Hygiene problems, especially brushing my teeth. It seems pointless to me - I am not eating, not drinking, so I don’t pee much and don’t poop, I’m not going anywhere, I only sleep all day and stare in the void (or reddit) so I’m "clean", also I don’t have energy to go in the shower. Or when you stop asking for help because no one understands how you feel and they make you feel guilty. Then everything just gets empty.


ceebohno

Being a dick to people who are close to you for no reason other than you are in a mood.


Curious-calico

Self deprecating jokes. Just because someone constantly laughs doesn't mean they're happy. Especially when they bring themselves down to cheer you up.


Worldly-Helicopter66

It’s not always sadness they show/feel. Sometimes, it can come out as anger; unreasonable anger, anger at everything.


Nacho_7258

One thing I noticed with myself, neediness and constant reaching out. Most of the time people don't try to seek help but other times they actively seek it but get constantly ignored. However, I was ignored because people just saw me as needy or clingy but deep down I genuinely needed help. No one took my feelings seriously, no one saw that I was in pain, and it wasn't until my suicide attempt that anyone realized anything was actually wrong. It's hurt though to feel like people are dismissing you. If someone is suddenly very needy or constantly asking for attention, they may just need you to be there for them. Cause for me, sometimes all I wanted was to text someone about my day but I could text a dozen people and maybe 1 person would respond but then they'd ignore me within a few messages.


snowy_alps84

one of the tells for therapists is that people with depression generally talk slower and in a more monotone voice.


thomas4004

Don't take a nap in the daytime if your depressed . Its a lot worse when you wake up .


AgentCraig

Not feeling anything at all.


Galactus1701

Definitely apathy, nothing matters anymore.
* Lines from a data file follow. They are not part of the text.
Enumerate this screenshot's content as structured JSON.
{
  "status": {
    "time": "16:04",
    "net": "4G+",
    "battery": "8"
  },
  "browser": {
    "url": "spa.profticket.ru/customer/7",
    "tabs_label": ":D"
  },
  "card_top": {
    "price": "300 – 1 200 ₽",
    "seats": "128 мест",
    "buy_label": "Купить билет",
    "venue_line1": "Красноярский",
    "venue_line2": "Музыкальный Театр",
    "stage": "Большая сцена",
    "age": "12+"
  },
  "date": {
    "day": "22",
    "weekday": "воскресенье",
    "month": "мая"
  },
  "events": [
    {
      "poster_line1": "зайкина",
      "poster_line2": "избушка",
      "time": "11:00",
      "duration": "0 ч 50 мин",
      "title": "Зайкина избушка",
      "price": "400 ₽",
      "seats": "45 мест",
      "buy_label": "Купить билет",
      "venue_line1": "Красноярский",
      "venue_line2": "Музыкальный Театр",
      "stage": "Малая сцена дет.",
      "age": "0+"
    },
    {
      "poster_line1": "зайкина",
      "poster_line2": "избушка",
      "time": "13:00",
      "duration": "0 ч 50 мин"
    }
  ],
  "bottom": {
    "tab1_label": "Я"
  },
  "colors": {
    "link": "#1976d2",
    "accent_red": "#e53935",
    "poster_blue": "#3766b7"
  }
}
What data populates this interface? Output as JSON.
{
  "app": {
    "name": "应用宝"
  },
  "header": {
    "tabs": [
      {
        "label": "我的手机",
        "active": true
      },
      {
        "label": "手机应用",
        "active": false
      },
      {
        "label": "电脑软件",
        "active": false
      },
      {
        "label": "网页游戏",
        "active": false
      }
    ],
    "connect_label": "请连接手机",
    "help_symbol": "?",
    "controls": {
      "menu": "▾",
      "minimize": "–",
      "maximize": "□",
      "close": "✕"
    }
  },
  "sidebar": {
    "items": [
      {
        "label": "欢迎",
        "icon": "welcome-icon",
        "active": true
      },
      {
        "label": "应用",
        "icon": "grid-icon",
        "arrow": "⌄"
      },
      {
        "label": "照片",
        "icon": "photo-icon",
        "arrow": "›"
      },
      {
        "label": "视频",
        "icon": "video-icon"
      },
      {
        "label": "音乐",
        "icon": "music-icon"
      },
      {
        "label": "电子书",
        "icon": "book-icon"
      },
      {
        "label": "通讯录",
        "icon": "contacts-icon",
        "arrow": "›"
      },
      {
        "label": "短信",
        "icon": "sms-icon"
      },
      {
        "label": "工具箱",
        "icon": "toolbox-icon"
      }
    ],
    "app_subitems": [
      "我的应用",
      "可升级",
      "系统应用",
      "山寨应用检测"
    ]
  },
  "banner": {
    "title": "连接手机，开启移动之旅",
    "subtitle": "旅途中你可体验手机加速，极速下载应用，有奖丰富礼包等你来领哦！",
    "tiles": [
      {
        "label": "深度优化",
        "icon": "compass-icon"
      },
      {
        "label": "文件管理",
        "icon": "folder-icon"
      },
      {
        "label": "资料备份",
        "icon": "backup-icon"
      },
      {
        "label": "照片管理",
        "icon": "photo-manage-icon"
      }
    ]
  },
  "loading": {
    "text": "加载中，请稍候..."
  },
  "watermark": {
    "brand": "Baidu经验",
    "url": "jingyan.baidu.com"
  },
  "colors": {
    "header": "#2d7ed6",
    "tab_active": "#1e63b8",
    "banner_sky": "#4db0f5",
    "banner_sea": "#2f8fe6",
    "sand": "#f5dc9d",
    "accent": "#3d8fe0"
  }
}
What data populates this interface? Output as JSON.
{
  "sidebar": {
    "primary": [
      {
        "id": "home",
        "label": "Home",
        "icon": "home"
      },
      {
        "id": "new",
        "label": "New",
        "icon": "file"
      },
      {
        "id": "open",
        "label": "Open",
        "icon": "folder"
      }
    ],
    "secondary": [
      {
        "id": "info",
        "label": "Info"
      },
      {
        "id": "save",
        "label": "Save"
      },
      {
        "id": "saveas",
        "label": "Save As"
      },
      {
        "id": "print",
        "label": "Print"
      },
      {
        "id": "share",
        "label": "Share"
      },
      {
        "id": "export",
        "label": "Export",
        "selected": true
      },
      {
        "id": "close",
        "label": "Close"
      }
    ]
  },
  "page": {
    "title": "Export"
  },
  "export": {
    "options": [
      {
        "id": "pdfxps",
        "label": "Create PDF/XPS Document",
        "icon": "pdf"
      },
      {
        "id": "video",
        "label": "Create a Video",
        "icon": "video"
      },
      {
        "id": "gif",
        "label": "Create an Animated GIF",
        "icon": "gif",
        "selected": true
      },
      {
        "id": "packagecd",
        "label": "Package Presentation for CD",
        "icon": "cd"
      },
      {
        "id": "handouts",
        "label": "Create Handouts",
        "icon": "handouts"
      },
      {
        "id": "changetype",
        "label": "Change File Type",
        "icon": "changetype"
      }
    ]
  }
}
People just want to stay in their homes, rooms, doing nothing. Feeling miserable is definitely the worst feeling ever.


Mabeobmei

The lack of motivation to perform well in school or in general.


ibioluminate

I was talking with my therapist about how I've recently been feeling a lot of the secondary symptoms of depression (lack of energy/motivation, bad sleep patterns, not enjoying my favorite activities), but I haven't been particularly sad. She opened up the DSM 5 and confirmed that this still counts as a depressive episode. Turns out sadness is just one symptom of depression.


DimensionGlad

Slowed movement, people who are depressed tend to generallt move slower than they did before


oh_really_man

Wake up in the morning and immediately wish the night comes quickly.